Newly discovered credit card data breaches point out the need to defend against hackers, who have flooded the dark web with personal information and opened the door to more ransomware attacks.
Brian Krebs in his KrebsOnSecurity blog reported about a Missouri-based B&B Theatres, the seventh largest theater chain in the U.S., hit with a two-year credit card breach; and Avanti Markets, which provides self-service payment kiosks that sit beside snack machines, whose internal networks suffered a malware intrusion.
Based in Gladstone, Missouri, B&B Theatres operates roughly 400 screens across 50 locations in seven states, including Arkansas, Arizona, Florida, Kansas, Missouri, Mississippi, Nebraska, Oklahoma and Texas.
B&B Theatres said in a statement. it became made aware of a potential breach by a local banking partner in one of its communities. “We immediately engaged Trustwave, a third-party security firm recommended to B&B by partners at major credit card brands, to work with our internal IT resources to contain the breach and mitigate any further potential penetration.” B&B explained while some malware dated back to 2015, Trustwave did not conclude that customer data was at risk on all B&B systems for the entirety of the breach.
In June, sources at two separate U.S.-based financial institutions reached out to KrebsOnSecurity about alerts they had received from the credit card associations regarding lists of compromised card numbers from a recent breach,” Krebs pointed out. He added, card companies generally do not reveal specific merchants breached, leaving credit unions and banks to work from lists of compromised cards to a so-called “common point-of-purchase.”
The breach at Tukwila, Wash.-based Avanti Markets, not only might jeopardize credit card accounts but biometric data as well. Some 1.6 million customers use the Avanti’s company breakroom self-checkout devices, which allow customers to pay for drinks, snacks and other food items with a credit card, fingerprint scan or cash.
“On July 4, 2017, we discovered a sophisticated malware attack which affected kiosks at some Avanti Markets,” the company said in a statement. “Based on our investigation thus far, and although we have not yet confirmed the root cause of the intrusion, it appears the attackers utilized the malware to gain unauthorized access to customer personal information from some kiosks.”
Cybersecurity experts maintain, credit card machines and point-of-sale devices are preferred targets of hackers, because the data pinched is very easy to monetize.
“With this influx of credit card breaches, hackers are dedicating a lot of time for small profits on the dark web,” John Christly, global CISO, Netsurion, a provider of managed security services for multi-location businesses, and EventTracker, its SIEM subsidiary, said.
Christy added researchers estimate U.S.-based credit card information is worth $5-$30 depending on the data. “Why so little? It’s basically supply-and-demand fundamentals.” Stolen credit card data now floods the dark web, therefore driving the price down.
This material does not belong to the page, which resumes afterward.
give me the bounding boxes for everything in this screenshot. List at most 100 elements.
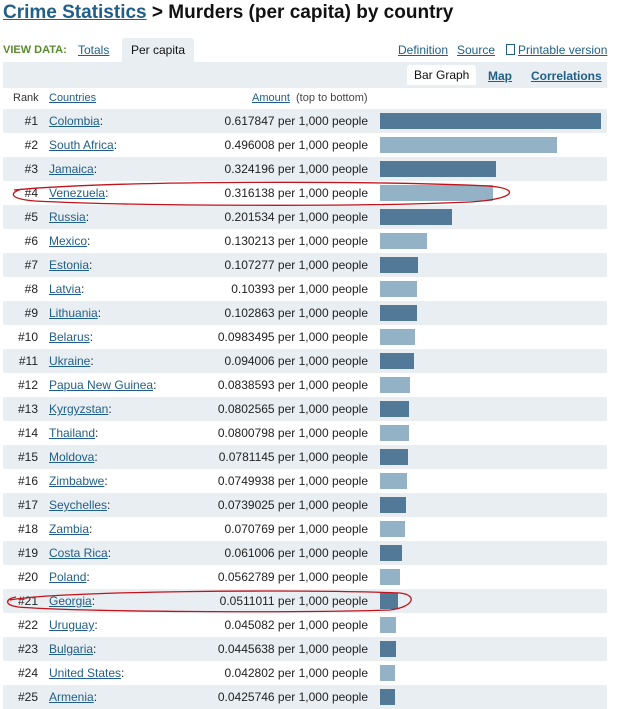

So, what’s next? “We believe it’s the potentially devastating threat of POS ransomware. If retailers don’t protect themselves properly, this isn’t much of a stretch. Rather than gain access to a chain’s POS to exfiltrate credit cards over months (or even years), cybercriminals could deploy ransomware that shuts down the POS systems… effectively bringing the business and all revenue to a screeching halt,” Christy warned. “This would likely prompt stores to pay the ransom right away, allowing the threat actors to profit within minutes. And with the impressive success of the global WannaCry and Petya outbreaks, cybercriminals are taking notice of what works.”
What can retailers do better to prevent these attacks? Christy suggested:
- Deploying a managed firewall
- Providing file integrity monitoring; and security information, event management, managed detection and response capabilities, and endpoint security solutions, which brings advanced threat detection and response specifically to the POS systems.
- Unifying threat management appliances such as firewall, gateway antivirus, and intrusion detection.
“Merchants should also remember that being PCI compliant may not be (and is usually not) the same thing as being secure,” Christy said.